He has such a weird drunk-voice.
dude, he's deaf.
dude my grandmas the shit. she has a sixth grade education and got hit by a car when she was 18. she cant smell.
he thanks me after handjobs.
you found the perfect man.
Next thing I know we're all standing in the kitchen holding hands and thanking God for the beer.
Man, only now that I'm single is it painfully obvious that I have zero booty calls in waiting. This could be a cold winter
Would you feed me pudding while my fake tan dries?
Fuck I am starving. I don't think I've eaten in the past two days.
You didnt need to. Gin is like eggs, its a perfectly nutrionally balanced meal.
We left the knife in your bed.
Shouldn't have fucked on the top bunk, I bounced so high my hair got caught in the ceiling fan and almost broke my neck.

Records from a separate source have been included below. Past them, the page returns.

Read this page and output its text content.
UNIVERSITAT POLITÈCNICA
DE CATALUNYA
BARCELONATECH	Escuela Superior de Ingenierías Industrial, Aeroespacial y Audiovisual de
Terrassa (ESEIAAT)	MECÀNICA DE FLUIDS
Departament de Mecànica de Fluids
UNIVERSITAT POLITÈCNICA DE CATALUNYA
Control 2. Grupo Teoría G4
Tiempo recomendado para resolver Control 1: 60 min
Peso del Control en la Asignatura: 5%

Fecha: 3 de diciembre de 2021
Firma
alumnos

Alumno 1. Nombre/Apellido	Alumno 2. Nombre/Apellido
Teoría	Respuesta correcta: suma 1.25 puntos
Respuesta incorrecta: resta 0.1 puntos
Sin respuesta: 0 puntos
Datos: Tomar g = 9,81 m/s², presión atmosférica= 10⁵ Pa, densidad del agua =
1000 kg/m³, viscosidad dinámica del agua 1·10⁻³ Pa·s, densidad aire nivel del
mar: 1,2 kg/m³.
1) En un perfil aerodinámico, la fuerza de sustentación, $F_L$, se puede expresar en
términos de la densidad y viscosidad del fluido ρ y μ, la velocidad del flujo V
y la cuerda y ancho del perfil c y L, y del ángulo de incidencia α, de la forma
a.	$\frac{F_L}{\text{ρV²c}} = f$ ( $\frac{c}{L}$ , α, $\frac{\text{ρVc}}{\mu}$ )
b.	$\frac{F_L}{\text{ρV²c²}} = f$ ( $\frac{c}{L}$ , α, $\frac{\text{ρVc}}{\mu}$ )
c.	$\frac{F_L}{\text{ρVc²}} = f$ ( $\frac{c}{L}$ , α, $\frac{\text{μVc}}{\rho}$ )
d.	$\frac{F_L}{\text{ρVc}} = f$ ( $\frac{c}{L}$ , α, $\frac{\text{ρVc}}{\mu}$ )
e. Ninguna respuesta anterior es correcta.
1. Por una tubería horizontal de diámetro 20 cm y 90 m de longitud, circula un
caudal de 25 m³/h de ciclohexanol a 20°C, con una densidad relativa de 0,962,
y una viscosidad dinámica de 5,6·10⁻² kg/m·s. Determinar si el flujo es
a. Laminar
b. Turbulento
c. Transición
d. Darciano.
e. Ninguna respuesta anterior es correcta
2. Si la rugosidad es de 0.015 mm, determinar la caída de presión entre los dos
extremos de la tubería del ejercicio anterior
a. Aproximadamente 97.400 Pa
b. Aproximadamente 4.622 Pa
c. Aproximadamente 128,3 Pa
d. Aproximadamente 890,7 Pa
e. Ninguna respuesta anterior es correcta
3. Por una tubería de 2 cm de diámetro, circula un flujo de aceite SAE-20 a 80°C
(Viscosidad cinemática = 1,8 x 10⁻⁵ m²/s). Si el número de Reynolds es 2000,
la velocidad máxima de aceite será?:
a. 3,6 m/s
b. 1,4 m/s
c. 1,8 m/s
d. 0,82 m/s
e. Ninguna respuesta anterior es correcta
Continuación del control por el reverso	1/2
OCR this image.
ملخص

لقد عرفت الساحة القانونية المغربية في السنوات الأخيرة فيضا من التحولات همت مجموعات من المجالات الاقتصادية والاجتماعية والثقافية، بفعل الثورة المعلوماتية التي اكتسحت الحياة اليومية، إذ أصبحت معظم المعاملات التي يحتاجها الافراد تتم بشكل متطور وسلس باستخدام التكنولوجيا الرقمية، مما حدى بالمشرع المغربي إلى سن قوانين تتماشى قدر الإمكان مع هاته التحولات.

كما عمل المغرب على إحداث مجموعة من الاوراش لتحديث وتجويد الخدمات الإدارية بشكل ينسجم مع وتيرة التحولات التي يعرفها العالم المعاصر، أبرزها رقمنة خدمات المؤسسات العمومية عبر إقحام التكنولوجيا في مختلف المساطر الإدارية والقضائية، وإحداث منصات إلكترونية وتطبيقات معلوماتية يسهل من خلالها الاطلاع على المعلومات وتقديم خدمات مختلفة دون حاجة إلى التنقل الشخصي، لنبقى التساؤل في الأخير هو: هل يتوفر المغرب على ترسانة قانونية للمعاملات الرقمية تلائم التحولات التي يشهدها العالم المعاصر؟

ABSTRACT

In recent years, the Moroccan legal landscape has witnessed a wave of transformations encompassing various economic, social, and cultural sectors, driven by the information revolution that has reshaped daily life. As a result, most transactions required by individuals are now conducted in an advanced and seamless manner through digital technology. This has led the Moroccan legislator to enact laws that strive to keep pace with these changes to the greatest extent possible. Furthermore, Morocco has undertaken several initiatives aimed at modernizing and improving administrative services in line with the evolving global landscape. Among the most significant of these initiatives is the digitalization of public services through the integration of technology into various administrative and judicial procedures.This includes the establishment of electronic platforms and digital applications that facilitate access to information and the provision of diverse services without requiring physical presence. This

Are you considering all the consequences of doing your boss or are you just rationalizing with your vagina?
You left me a voice message at 5 a.m. It was mostly incoherent noise, you screaming my name and then something about a man with two butt holes...
We got a lap dance! I touched a boob!
She actually made an event on facebook for tomorrow when she does a pregnancy test, 8 people are attenting so far
Ignore him I am the one that wears the pants in the relationship while "the big man" cries in bed
All I recall is being at the strip club doing dark rum shots and then puking a question mark on the wall above the garbage can in the men's room and having diarrhea in the sink. 6th drunkest I've ever been without blacking out.